Arbitrum Foundation, the Ethereum layer 2 network, has introduced two new proposals with significant changes after its initial governance proposal faced backlash from the community.
The Foundation plans to keep 700 million ARB tokens, which were left in the administrative budget wallet until the DAO approves an appropriate spending plan.
The new proposals, AIP-1.1 and 1.2, suggest community feedback and spending limits and a smart contract lockup schedule to unlock the tokens over four years.
The original proposal AIP-1 had designated 750 million ARB tokens as grants to the foundation, which had caused controversy among the community.
However, the new proposals aim to amend the governance documents for the Arbitrum ecosystem, including lowering the threshold of ARB tokens required to post an Arbitrum Improvement Proposal on the chain from 5 million to 1 million.

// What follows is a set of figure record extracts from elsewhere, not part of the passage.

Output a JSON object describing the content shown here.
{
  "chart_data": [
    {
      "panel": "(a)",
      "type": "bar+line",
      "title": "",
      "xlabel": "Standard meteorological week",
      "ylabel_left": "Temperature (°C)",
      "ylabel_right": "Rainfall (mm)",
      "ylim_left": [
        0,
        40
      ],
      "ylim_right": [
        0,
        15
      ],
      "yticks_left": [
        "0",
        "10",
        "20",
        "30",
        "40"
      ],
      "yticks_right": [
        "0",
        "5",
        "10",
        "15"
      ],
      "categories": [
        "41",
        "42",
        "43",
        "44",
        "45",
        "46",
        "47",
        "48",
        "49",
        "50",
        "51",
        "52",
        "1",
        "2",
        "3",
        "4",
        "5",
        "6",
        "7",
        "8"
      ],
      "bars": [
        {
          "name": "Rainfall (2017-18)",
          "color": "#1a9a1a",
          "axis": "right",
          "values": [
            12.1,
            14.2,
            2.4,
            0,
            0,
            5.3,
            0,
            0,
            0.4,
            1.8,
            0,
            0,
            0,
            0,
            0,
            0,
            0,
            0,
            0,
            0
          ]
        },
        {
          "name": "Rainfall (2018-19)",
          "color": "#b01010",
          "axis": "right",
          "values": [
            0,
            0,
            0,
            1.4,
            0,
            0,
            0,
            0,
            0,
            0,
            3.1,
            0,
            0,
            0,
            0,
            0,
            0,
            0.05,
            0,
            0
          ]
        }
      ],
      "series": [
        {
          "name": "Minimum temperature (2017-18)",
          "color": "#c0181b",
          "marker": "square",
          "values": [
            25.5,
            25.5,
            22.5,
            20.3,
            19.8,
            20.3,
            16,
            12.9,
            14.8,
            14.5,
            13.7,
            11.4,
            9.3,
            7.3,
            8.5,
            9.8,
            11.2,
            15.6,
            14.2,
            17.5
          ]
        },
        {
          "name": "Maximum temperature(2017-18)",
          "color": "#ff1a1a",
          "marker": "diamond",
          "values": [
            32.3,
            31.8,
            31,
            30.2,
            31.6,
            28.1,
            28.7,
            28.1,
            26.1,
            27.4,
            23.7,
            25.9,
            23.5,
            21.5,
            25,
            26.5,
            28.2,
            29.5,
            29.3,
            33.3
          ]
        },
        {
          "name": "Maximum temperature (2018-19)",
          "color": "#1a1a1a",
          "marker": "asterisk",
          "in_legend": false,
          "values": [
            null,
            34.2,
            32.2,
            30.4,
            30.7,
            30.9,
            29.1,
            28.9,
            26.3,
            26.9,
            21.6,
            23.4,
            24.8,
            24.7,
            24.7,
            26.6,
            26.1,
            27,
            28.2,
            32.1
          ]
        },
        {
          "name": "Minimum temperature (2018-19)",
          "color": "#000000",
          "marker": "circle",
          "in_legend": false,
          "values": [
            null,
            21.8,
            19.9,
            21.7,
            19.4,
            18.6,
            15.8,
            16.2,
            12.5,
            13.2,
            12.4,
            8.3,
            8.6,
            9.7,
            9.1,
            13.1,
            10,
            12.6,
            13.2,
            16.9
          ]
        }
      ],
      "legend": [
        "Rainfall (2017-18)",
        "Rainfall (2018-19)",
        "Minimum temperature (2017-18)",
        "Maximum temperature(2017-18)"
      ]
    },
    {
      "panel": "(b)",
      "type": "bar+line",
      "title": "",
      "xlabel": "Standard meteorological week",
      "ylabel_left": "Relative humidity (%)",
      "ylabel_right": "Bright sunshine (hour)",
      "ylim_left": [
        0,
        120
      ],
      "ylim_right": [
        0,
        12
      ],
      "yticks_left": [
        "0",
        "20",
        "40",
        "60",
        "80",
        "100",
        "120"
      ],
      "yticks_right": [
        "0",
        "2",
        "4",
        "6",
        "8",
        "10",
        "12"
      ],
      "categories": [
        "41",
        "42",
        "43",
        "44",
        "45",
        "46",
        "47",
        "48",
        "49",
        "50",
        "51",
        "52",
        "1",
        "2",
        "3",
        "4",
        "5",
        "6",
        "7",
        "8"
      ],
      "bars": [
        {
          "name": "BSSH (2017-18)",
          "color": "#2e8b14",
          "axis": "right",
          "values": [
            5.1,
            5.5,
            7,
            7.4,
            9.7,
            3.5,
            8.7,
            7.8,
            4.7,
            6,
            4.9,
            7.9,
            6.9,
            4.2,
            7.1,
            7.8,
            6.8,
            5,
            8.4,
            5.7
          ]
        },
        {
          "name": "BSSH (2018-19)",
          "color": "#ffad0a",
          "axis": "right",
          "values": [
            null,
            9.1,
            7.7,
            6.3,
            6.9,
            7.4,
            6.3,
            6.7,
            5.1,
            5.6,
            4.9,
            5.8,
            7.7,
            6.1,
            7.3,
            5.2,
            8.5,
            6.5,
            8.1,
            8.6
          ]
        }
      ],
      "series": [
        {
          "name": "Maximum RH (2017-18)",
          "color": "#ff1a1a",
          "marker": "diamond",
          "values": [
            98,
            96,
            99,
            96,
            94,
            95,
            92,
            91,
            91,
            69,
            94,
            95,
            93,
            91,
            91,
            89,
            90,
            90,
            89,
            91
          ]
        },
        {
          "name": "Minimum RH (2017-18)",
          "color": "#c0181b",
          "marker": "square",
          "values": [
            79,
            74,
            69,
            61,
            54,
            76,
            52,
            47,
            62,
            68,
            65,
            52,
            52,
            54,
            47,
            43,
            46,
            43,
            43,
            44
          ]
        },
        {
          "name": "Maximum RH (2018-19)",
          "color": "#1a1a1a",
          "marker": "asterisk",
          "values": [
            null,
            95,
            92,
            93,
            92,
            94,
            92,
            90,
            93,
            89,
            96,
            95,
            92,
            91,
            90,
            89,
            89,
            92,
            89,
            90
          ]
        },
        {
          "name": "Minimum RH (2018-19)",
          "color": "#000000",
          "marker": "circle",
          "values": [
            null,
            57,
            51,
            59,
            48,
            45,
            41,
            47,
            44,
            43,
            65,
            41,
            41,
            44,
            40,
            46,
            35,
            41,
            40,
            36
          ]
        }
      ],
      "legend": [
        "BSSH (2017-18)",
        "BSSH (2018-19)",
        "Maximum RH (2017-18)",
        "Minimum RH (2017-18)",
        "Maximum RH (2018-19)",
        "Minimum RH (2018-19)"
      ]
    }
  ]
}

Additionally, the foundation has revised its bylaws to eliminate any mention of AIP-1.
Under AIP-1, ARB token holders would govern ArbitrumDAO, and the native token would serve as the primary means of developing and governing the DAO-approved chains. However, only 12% of voters supported the original proposal, while 76% opposed it.
AIP-1.2 suggests that instead of asking the DAO to vote on already-made decisions, the DAO’s ability to modify parameters will consider community input.
At the time of writing, the native token of the roll-up chain, ARB, has lost 1.9% of its value in the past twenty-four hours and is hovering around $1.21, a 2.8% decline from the previous week.